Coding Chickens

In a short break from our usual programme (while I finish writing up the details of my fast), I feel the need to explore some of the horrors developers face; if only to make myself feel a bit better.

Sometimes being a developer is rewarding, sometimes you get the strong feeling that you should be able to do more to help. Sometimes you get the feeling that you just can’t get people to understand that you are trying to help. You’re not giving long time estimates out of a desire to be difficult, you’re not trying to make something “sound more difficult than it really is”. You’re just trying to help.

Nowhere do I bump into this more than when managers congregate to work on ‘systems’.

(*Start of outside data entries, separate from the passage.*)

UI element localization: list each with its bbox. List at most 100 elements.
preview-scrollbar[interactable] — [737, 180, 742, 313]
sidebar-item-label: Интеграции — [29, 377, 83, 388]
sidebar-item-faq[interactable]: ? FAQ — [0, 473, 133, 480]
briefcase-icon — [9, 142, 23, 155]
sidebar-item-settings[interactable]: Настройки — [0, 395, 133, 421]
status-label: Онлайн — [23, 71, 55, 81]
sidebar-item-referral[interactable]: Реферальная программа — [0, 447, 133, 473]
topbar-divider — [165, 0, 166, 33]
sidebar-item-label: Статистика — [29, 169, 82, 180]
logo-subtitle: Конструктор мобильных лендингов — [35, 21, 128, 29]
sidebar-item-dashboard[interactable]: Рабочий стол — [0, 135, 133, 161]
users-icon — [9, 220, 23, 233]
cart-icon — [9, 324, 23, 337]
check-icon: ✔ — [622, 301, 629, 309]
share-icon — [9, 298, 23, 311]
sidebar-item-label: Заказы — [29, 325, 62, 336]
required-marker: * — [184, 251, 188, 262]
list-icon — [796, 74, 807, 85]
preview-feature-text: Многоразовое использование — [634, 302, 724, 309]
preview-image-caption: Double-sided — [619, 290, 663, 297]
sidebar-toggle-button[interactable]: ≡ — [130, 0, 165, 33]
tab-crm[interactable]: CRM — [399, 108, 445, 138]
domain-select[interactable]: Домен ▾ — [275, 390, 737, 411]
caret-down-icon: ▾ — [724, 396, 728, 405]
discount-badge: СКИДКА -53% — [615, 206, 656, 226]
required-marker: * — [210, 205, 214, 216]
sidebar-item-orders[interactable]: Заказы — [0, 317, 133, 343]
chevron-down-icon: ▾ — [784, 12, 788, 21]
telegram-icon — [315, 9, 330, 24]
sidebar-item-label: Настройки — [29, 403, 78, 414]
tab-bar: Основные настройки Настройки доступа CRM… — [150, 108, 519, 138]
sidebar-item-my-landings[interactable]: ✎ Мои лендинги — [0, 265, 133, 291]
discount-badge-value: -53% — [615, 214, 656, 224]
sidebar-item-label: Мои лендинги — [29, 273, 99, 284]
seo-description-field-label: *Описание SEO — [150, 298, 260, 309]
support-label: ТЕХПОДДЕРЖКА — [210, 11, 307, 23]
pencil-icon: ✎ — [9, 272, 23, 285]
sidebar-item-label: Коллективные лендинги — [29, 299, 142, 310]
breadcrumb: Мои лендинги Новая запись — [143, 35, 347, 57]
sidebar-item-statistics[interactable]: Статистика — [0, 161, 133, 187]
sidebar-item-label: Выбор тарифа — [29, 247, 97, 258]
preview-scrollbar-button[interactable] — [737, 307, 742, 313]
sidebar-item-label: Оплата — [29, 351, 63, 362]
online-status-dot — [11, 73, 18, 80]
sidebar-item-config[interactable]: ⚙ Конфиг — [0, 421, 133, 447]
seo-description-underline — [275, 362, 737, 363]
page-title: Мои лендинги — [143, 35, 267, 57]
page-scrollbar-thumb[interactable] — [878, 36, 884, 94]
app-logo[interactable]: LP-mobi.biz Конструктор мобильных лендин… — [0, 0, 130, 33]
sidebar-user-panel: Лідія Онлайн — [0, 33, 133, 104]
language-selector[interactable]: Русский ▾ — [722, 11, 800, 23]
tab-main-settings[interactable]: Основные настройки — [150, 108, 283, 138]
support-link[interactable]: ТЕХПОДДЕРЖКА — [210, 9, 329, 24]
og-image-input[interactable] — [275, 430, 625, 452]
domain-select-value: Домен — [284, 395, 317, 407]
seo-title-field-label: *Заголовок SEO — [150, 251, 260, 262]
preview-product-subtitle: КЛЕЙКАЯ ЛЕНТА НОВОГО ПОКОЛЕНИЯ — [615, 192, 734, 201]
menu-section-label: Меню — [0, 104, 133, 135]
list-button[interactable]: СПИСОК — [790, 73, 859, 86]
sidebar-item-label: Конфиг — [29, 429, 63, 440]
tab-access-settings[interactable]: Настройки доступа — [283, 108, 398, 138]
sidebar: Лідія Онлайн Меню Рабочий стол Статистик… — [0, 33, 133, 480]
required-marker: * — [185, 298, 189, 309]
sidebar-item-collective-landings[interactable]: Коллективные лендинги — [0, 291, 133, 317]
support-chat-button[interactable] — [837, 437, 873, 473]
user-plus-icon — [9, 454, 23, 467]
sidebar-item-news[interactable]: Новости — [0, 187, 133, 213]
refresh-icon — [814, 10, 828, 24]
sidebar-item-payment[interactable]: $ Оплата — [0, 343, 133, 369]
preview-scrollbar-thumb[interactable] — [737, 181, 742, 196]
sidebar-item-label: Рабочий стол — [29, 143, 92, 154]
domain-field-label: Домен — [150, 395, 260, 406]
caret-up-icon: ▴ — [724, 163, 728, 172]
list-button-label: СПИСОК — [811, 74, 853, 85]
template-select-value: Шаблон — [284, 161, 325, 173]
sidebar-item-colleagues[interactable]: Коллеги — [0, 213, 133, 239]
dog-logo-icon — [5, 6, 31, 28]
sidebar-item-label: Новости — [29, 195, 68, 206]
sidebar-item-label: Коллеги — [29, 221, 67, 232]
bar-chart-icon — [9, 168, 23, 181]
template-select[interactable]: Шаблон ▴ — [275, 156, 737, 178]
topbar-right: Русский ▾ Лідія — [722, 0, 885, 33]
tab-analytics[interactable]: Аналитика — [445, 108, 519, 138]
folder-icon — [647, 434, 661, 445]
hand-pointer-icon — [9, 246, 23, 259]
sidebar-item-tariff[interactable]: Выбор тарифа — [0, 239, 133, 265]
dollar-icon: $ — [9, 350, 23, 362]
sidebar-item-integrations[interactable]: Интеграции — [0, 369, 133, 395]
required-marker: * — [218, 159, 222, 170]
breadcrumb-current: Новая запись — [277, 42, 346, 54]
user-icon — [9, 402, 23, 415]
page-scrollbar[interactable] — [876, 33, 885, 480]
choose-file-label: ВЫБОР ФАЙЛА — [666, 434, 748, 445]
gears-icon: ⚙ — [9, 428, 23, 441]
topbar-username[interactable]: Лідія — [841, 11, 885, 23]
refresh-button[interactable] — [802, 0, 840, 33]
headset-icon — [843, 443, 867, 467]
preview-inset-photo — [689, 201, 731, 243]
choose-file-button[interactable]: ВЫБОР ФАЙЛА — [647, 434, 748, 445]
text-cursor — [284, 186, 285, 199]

A system is a nebulous thing, or at least it is before someone like me gets involved – I’m a systems developer, so I think in terms  outcomes and inputs, and minimisation of interaction. My job (which I am ok at, or so I’d prefer to think) is to take the fluff of a user requirement and turn it into a practical improvement. This unfortunately means that I bump into a lot of people who also believe that they can create systems.

I have the opportunity to watch this process of creation from a short range, and in one of the businesses I’ve dealt with for a very long time the effect is similar to watching a small clutch of argumentative chickens trying to work out a mirror. This mental image is far more amusing in the mind than it is in the flesh – as someone who really wants to improve an overall work environment, phrases like “Oh, I think we should have another form filled in and scanned before we let users do that” make my blood boil. At the end, there’s a lot of noise, some feathers in the air and nothing remotely looking like a system in place.

There are people in these meetings who squawk because all the other chickens are making noise, there are people who add redundant checks and measures and steps because they realise their own make-work may be reduced, and there are people who really shouldn’t be allowed to add their tortuous mental loops into the process.

You know you’re in the presence of the latter when the subject of outcomes comes up on the agenda. These people want to track and report on everything it seems. Mistaking visibility for control, they want to see “every stationary order under £15 for the year 2001” (a genuine phrase heard in a chicken-fest). What then unfolds is a system where a huge amount of ROD – my own coining for wRite Only Data – is captured. Every user, at every point in the process is suddenly burdened with entering data they may barely understand (or indeed know) into the system – resulting in a massively bloated interface that nobody wants to use. Quite simply, the clichéd ROD for your back.

Don’t get me wrong, I have some good clients relationships; many lasting over years where such happenings don’t take place, where the chickens are carefully cooped before a requirement meeting even takes place. One has even got themselves to the point where they are able to judge how long it’s going to take me to deliver their requirement – and how I love them and cherish them as a client, and how much more willing to stretch things we are when things go to the edge of the specification.

A waterfall is an elegant system for getting water downhill.

These people capture only the data they need, only generate the documents they need and only capture the data they need – and they can take advice about how best to organise these into an overall business solution. People who are of genuine value to their business are never worried about “systems” taking over their part in the organisation, they instead relish the chance to get away from the make-work and get on with their job – making the business better, and not carefully crossing off items on a printed report with a biro and a rule. This latter of course would be a firing offence in my own business!